POLANDA : - powered by PolishForums Classifieds [70] Off-Topic [257]
3,628    

Off-Topicpage 2 of 121

Poland`s aid to Ukraine if Russia invades - part 5



PolAmKrakow
31 Jan 2023  #31

@Novichok
Then none of us have any friends. Can we be friends Novi?

Meanwhile in the war, where lots of Orcs are being turned into mincemeat, reports are now coming out that Russian courts have intervened and forced more than 9000 men that were mobilized illegally back to Russia. Turns out that the old and medically infirm probably shouldn't be on the front lines and dying. Looks like my new friend Novi is safe if he gets to Russia. Praise be to Comrade Stalin and happy gulag biatches!

cms neuf
31 Jan 2023  #32

Yes Russia is too poor to make ammo. And too drunk as well - the "workers" in those munitions factories are plastered by breakfast. Whatever they make will be the wrong size with faulty fuses, just like your Vietnamese shoes and your North Korean tv.

pawian
31 Jan 2023  #33

"Russia fires 60,000 rounds a day. Ukrainians can 6,000",

That was last summer, today no more. Russians are also troubled with shortages. Like in communist times, so they feel like at home. :):):)

Crnogorac3
31 Jan 2023  #34

ZORAN MILANOVIC, PRESIDENT OF CROATIA AGAINST GERMAN TANKS

WATCH

bitchute.com/video/RYzmqJPQkWfQ/

BREAKING Croatian President Zoran Milanovic is now on the Ukraine kill list.

twitter.com/FiorellaIsabelM/status/1620417502873550848

Ukrops can only accept to blow his dick.

pawian
31 Jan 2023  #35

Smartly, Budanov didn't say which summer and what "everything" is

That is normal muscle flexing before real negotiations. Russians will be allowed to keep the Crimea as a territory subject for further complex negotiations but they will have to withdraw from all other regions. Also, pay reparations and send their war criminals to the Hague.

PRESIDENT OF CROATIA

So there is our fave balance coz the new Pres of Czechia is proUkrainian. Ha!!!

Bobko
31 Jan 2023  #36

Sharing an article for you, dear supporters of Russia, to enjoy:

washingtonexaminer.com/restoring-america/courage-strength-optimism/estonia-west-russia-losing-weapons-production-race

Here's a juicy little excerpt:

Russia's defense industry has "almost doubled" its prewar ammunition production rates, according to a senior NATO member defense official who estimated that Ukrainian forces could face as many as 10,000 incoming rounds per day

Meanwhile, last week, thanks to the NYTimes we learned that the United States plans to ramp up its artillery production sixfold over the next two years. This would bring monthly production volumes to 90,000 artillery shells.
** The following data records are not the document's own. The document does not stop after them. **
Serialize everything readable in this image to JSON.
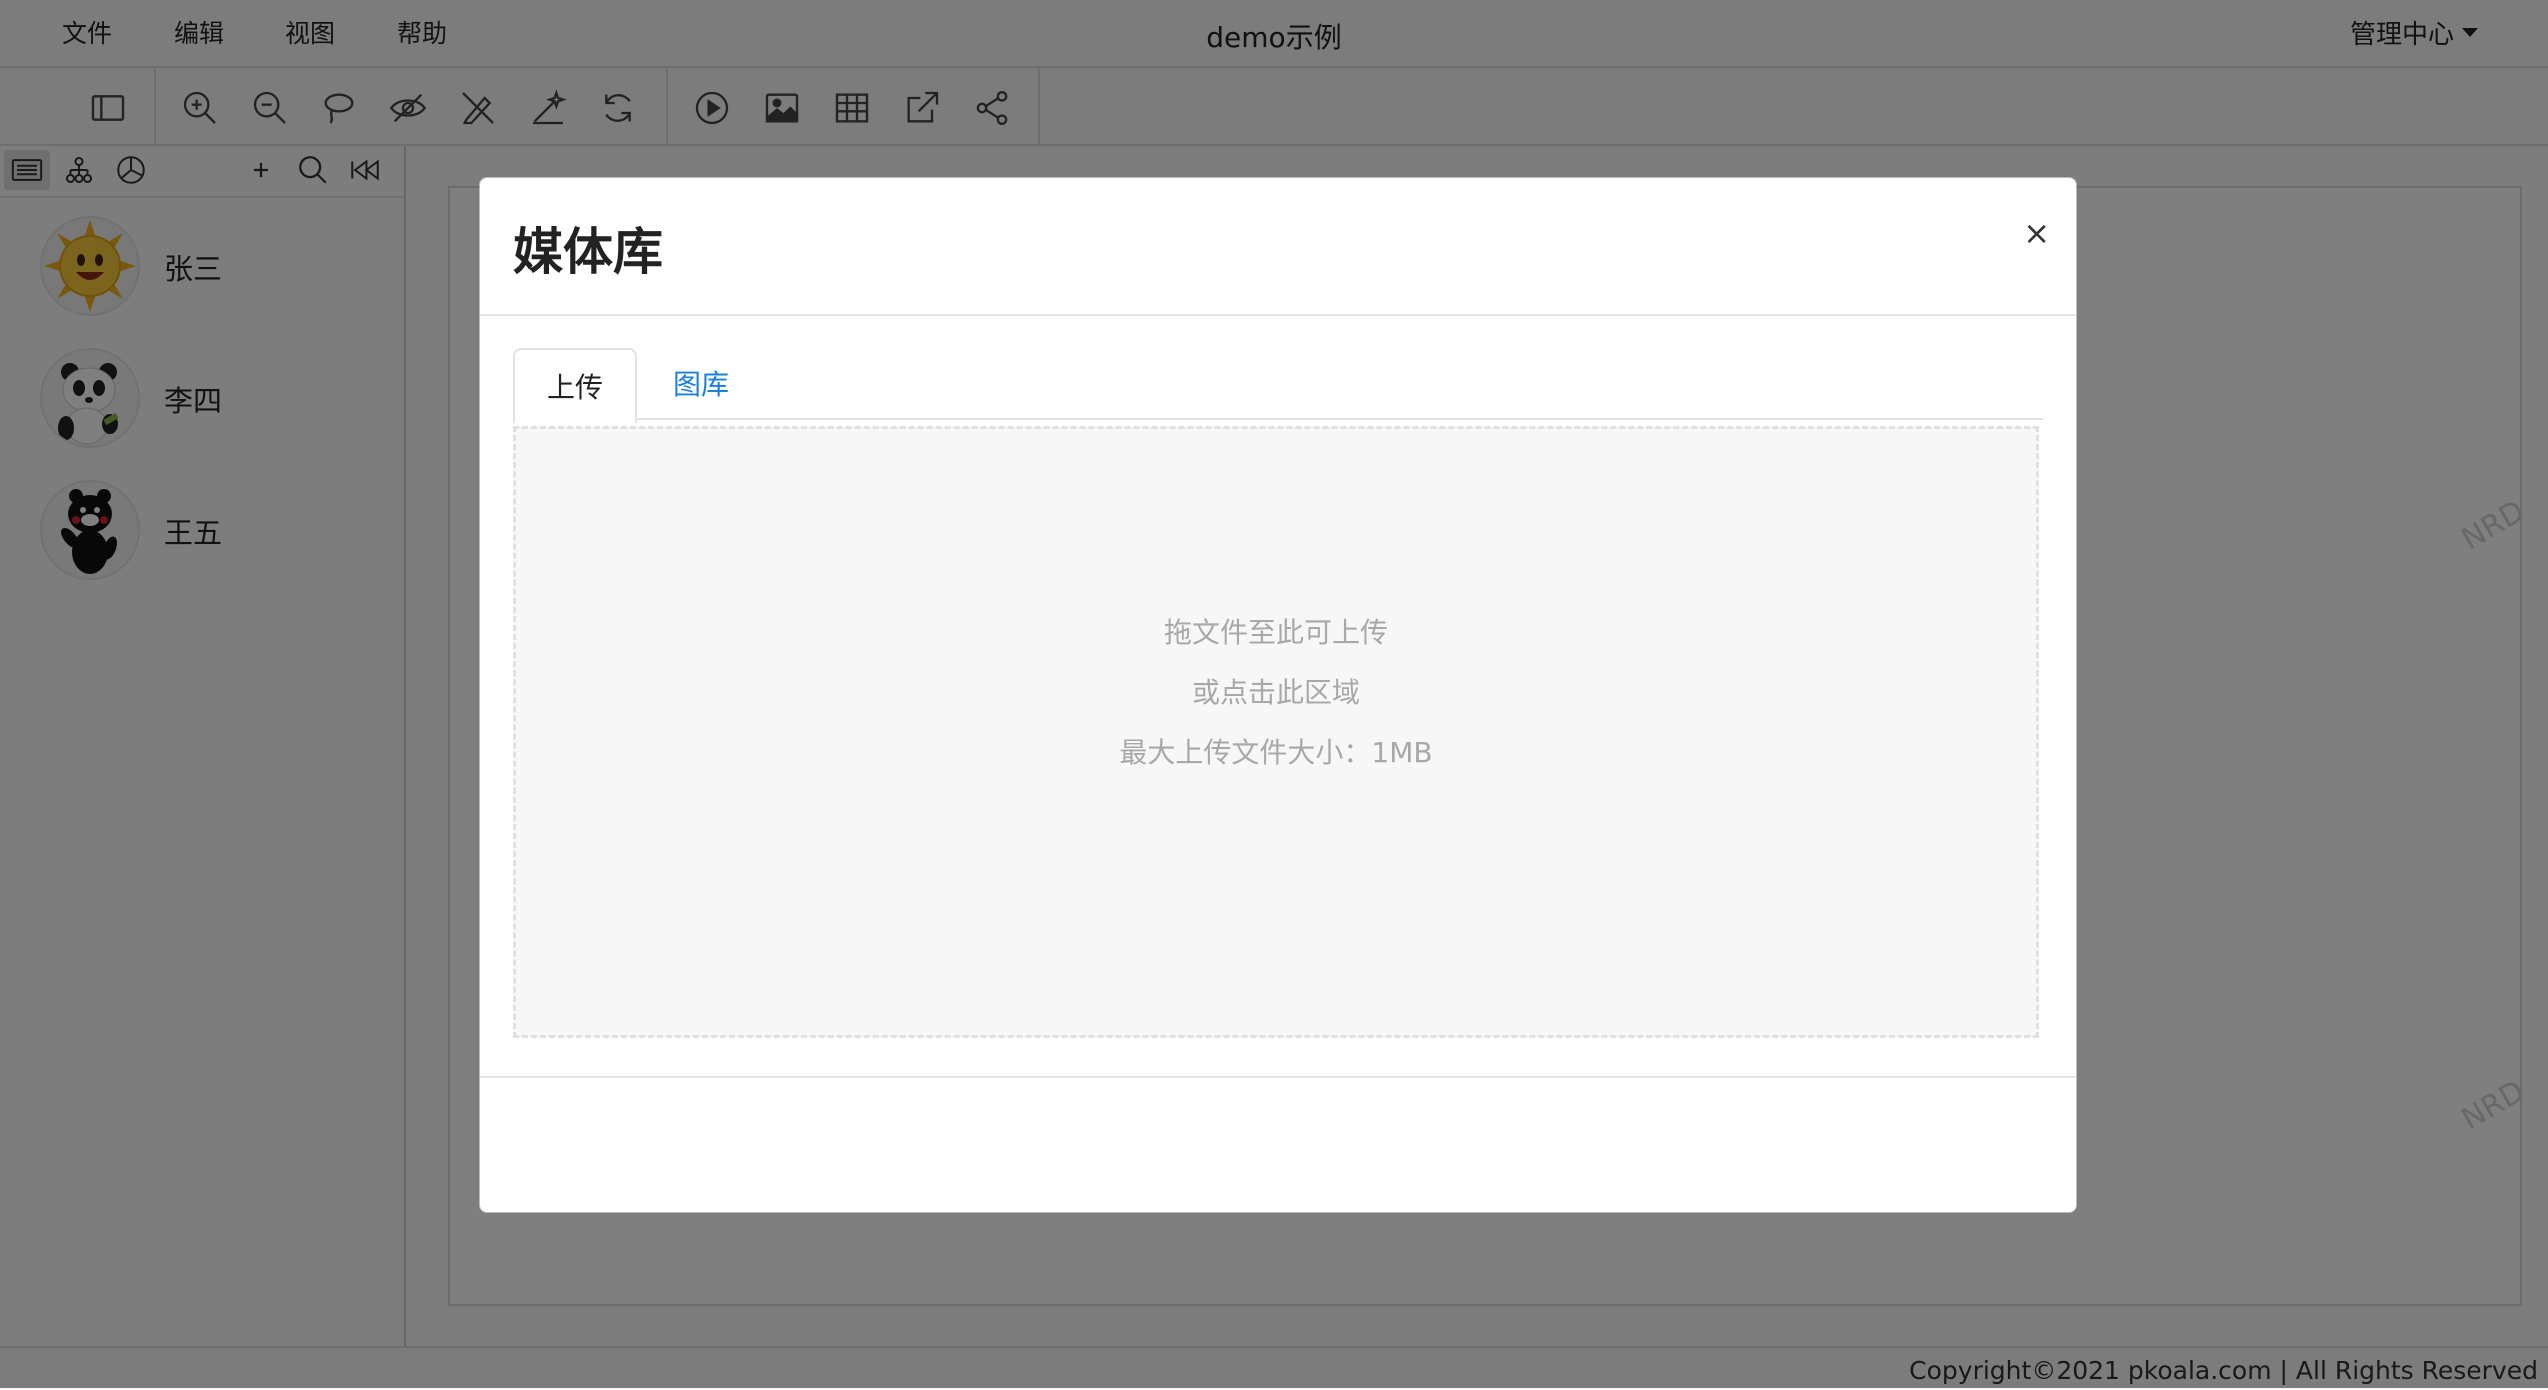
{
  "menu": {
    "items": [
      {
        "label": "文件"
      },
      {
        "label": "编辑"
      },
      {
        "label": "视图"
      },
      {
        "label": "帮助"
      }
    ]
  },
  "app": {
    "title": "demo示例",
    "admin_label": "管理中心"
  },
  "toolbar": {
    "groups": [
      [
        "sidebar-toggle-icon"
      ],
      [
        "zoom-in-icon",
        "zoom-out-icon",
        "lasso-icon",
        "hide-icon",
        "pencil-off-icon",
        "wand-icon",
        "refresh-icon"
      ],
      [
        "play-icon",
        "image-icon",
        "table-icon",
        "export-icon",
        "share-icon"
      ]
    ]
  },
  "sidebar": {
    "tools": [
      "list-view-icon",
      "tree-view-icon",
      "pie-chart-icon",
      "add-icon",
      "search-icon",
      "first-icon"
    ],
    "contacts": [
      {
        "name": "张三",
        "avatar": "sun-avatar"
      },
      {
        "name": "李四",
        "avatar": "panda-avatar"
      },
      {
        "name": "王五",
        "avatar": "bear-avatar"
      }
    ]
  },
  "watermark": {
    "text": "NRD"
  },
  "footer": {
    "copyright": "Copyright©2021 pkoala.com | All Rights Reserved"
  },
  "modal": {
    "title": "媒体库",
    "close": "×",
    "tabs": [
      {
        "label": "上传",
        "active": true
      },
      {
        "label": "图库",
        "active": false
      }
    ],
    "dropzone": {
      "line1": "拖文件至此可上传",
      "line2": "或点击此区域",
      "line3": "最大上传文件大小：1MB"
    }
  },
  "colors": {
    "link": "#1b7fe0",
    "backdrop": "rgba(0,0,0,0.5)"
  }
}
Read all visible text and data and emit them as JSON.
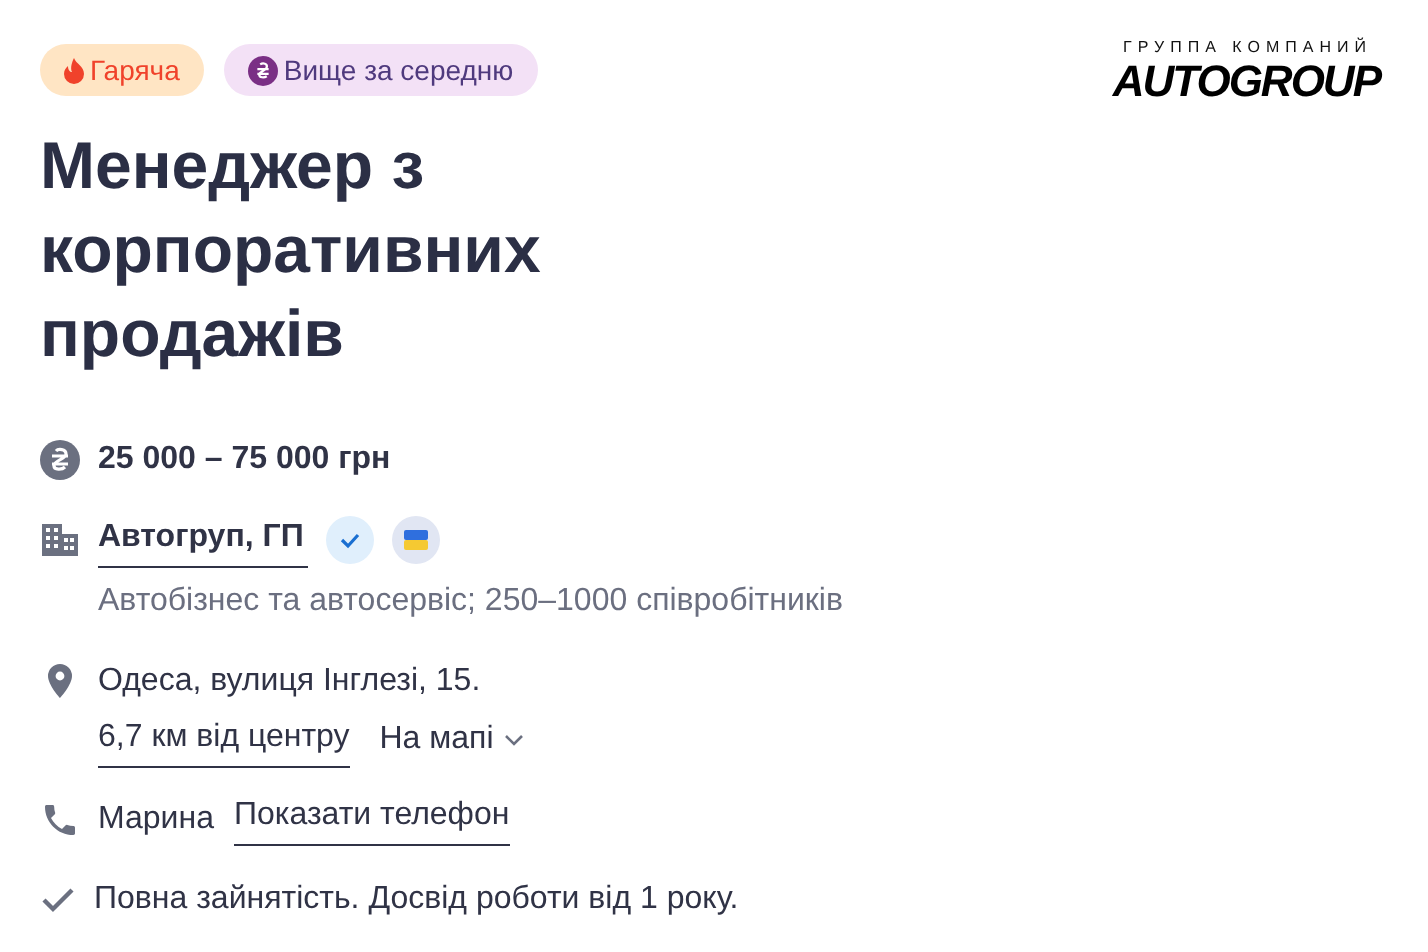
{
  "badges": [
    {
      "kind": "hot",
      "label": "Гаряча"
    },
    {
      "kind": "above",
      "label": "Вище за середню"
    }
  ],
  "logo": {
    "caption": "ГРУППА КОМПАНИЙ",
    "name": "AUTOGROUP"
  },
  "title": "Менеджер з корпоративних продажів",
  "salary": "25 000 – 75 000 грн",
  "company": {
    "name": "Автогруп, ГП",
    "verified": true,
    "description": "Автобізнес та автосервіс; 250–1000 співробітників"
  },
  "address": {
    "street": "Одеса, вулиця Інглезі, 15.",
    "distance": "6,7 км від центру",
    "map_link": "На мапі"
  },
  "contact": {
    "name": "Марина",
    "phone_link": "Показати телефон"
  },
  "conditions": "Повна зайнятість. Досвід роботи від 1 року."
}
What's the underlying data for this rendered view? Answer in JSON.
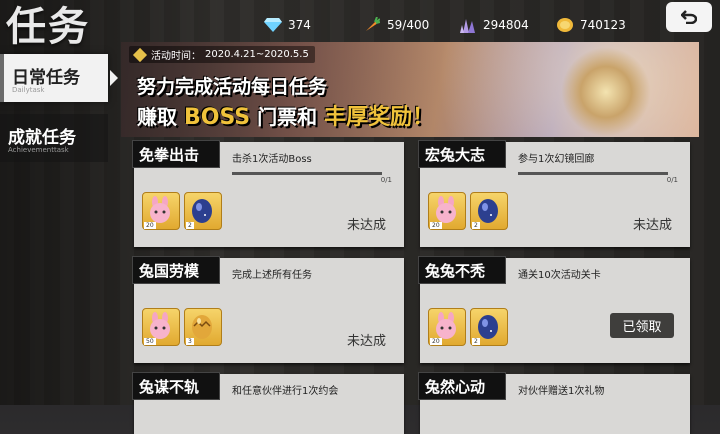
{
  "header": {
    "title": "任务",
    "resources": [
      {
        "icon": "diamond-icon",
        "value": "374"
      },
      {
        "icon": "carrot-icon",
        "value": "59/400"
      },
      {
        "icon": "crystal-icon",
        "value": "294804"
      },
      {
        "icon": "coin-icon",
        "value": "740123"
      }
    ],
    "back_icon": "back-arrow-icon"
  },
  "sidebar": {
    "tabs": [
      {
        "label": "日常任务",
        "sub": "Dailytask",
        "active": true
      },
      {
        "label": "成就任务",
        "sub": "Achievementtask",
        "active": false
      }
    ]
  },
  "banner": {
    "time_label": "活动时间：",
    "time_range": "2020.4.21~2020.5.5",
    "line1": "努力完成活动每日任务",
    "line2_prefix": "赚取",
    "line2_boss": "BOSS",
    "line2_mid": "门票和",
    "line2_reward": "丰厚奖励",
    "line2_suffix": "！"
  },
  "tasks": [
    {
      "title": "免拳出击",
      "desc": "击杀1次活动Boss",
      "progress_text": "0/1",
      "progress": 0,
      "items": [
        {
          "icon": "bunny-mask-icon",
          "qty": "20"
        },
        {
          "icon": "blue-egg-icon",
          "qty": "2"
        }
      ],
      "status": "未达成"
    },
    {
      "title": "宏兔大志",
      "desc": "参与1次幻镜回廊",
      "progress_text": "0/1",
      "progress": 0,
      "items": [
        {
          "icon": "bunny-mask-icon",
          "qty": "20"
        },
        {
          "icon": "blue-egg-icon",
          "qty": "2"
        }
      ],
      "status": "未达成"
    },
    {
      "title": "兔国劳模",
      "desc": "完成上述所有任务",
      "items": [
        {
          "icon": "bunny-mask-icon",
          "qty": "50"
        },
        {
          "icon": "gold-egg-icon",
          "qty": "3"
        }
      ],
      "status": "未达成"
    },
    {
      "title": "兔兔不秃",
      "desc": "通关10次活动关卡",
      "items": [
        {
          "icon": "bunny-mask-icon",
          "qty": "20"
        },
        {
          "icon": "blue-egg-icon",
          "qty": "2"
        }
      ],
      "claimed_label": "已领取"
    },
    {
      "title": "兔谋不轨",
      "desc": "和任意伙伴进行1次约会"
    },
    {
      "title": "兔然心动",
      "desc": "对伙伴赠送1次礼物"
    }
  ],
  "colors": {
    "accent": "#f0c23b",
    "card_bg": "#d9d8d6",
    "title_bg": "#111111"
  }
}
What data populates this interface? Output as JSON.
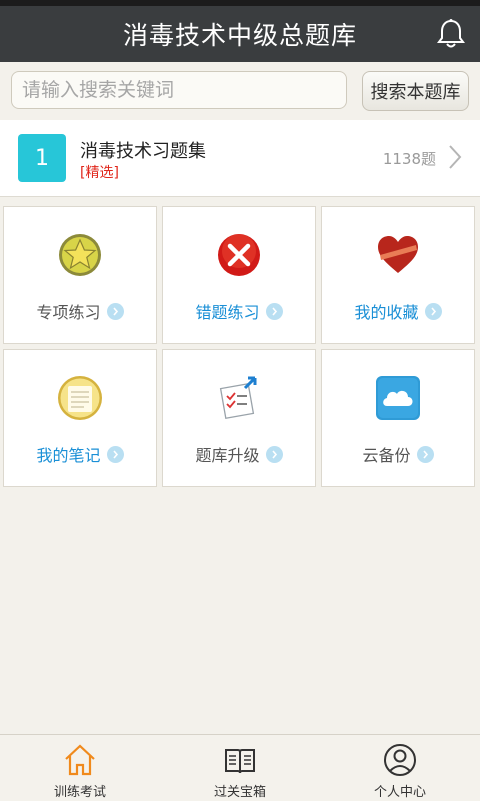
{
  "header": {
    "title": "消毒技术中级总题库",
    "bell_icon": "bell-icon"
  },
  "search": {
    "placeholder": "请输入搜索关键词",
    "value": "",
    "button_label": "搜索本题库"
  },
  "collection": {
    "number": "1",
    "title": "消毒技术习题集",
    "tag": "[精选]",
    "count": "1138题",
    "accent": "#27c6d8"
  },
  "tiles": [
    {
      "label": "专项练习",
      "icon": "star-badge-icon",
      "color": "#555555"
    },
    {
      "label": "错题练习",
      "icon": "red-x-icon",
      "color": "#1a8fd6"
    },
    {
      "label": "我的收藏",
      "icon": "heart-icon",
      "color": "#1a8fd6"
    },
    {
      "label": "我的笔记",
      "icon": "notepad-icon",
      "color": "#1a8fd6"
    },
    {
      "label": "题库升级",
      "icon": "upgrade-checklist-icon",
      "color": "#555555"
    },
    {
      "label": "云备份",
      "icon": "cloud-icon",
      "color": "#555555"
    }
  ],
  "tabbar": [
    {
      "label": "训练考试",
      "icon": "home-icon",
      "active": true,
      "active_color": "#f08a1c"
    },
    {
      "label": "过关宝箱",
      "icon": "book-icon",
      "active": false
    },
    {
      "label": "个人中心",
      "icon": "user-icon",
      "active": false
    }
  ]
}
In other words, it will take the United States 2 years, to get to less than a third of the level of munition production Russia currently enjoys - 90,000 shells vs 300,000 shells. Europe is totally screwed, of course, with Scholz saying it will take at least 20 billion Euro and 15 years to build new munitions plants and that would merely replace the munitions provided to Ukraine.

NYTimes link: nytimes.com/2023/01/24/us/politics/pentagon-ukraine-ammunition.amp.html




johnny reb
31 Jan 2023  #37

Why would Russia be running out of ammo? Too poor to make some? Who told you that?

Yes, who started that rumor that has been repeated endlessly here ? (Crickets without sources)

pawian
31 Jan 2023  #38

Ukrainian forces could face as many as 10,000 incoming rounds per day

That`s a clear sign of the crisis in your production - last summer Russians were shelling Ukrainians with 60.000 rounds per day. Where did 50.000 rounds go? Did Russian soldiers sell them for vodka in the black market????

it will take the United States 2 years,

Are the US the only supplier of ammo to Ukraine???

Let me quote these legendary holy words, sir: You forgot Poland!!!!! hahahahaha

as well as other countries in Europe.

PS. The article about Polish production says that workers do 3 shifts per day and comparably, the employment rose threefold..

Bobko
31 Jan 2023  #39

60.000 rounds per day

Yes, that is a staggering number. When you look at it historically, however, even Russia is still in the junior leagues with its peak consumption rate of 60K daily. Look at this below chart. Germany, when it was being defeated on every front, was still going through 300K a day, or 9 million shells a month. Testament to German industry, that in the 1940s they managed what modern governments still struggle to arrange.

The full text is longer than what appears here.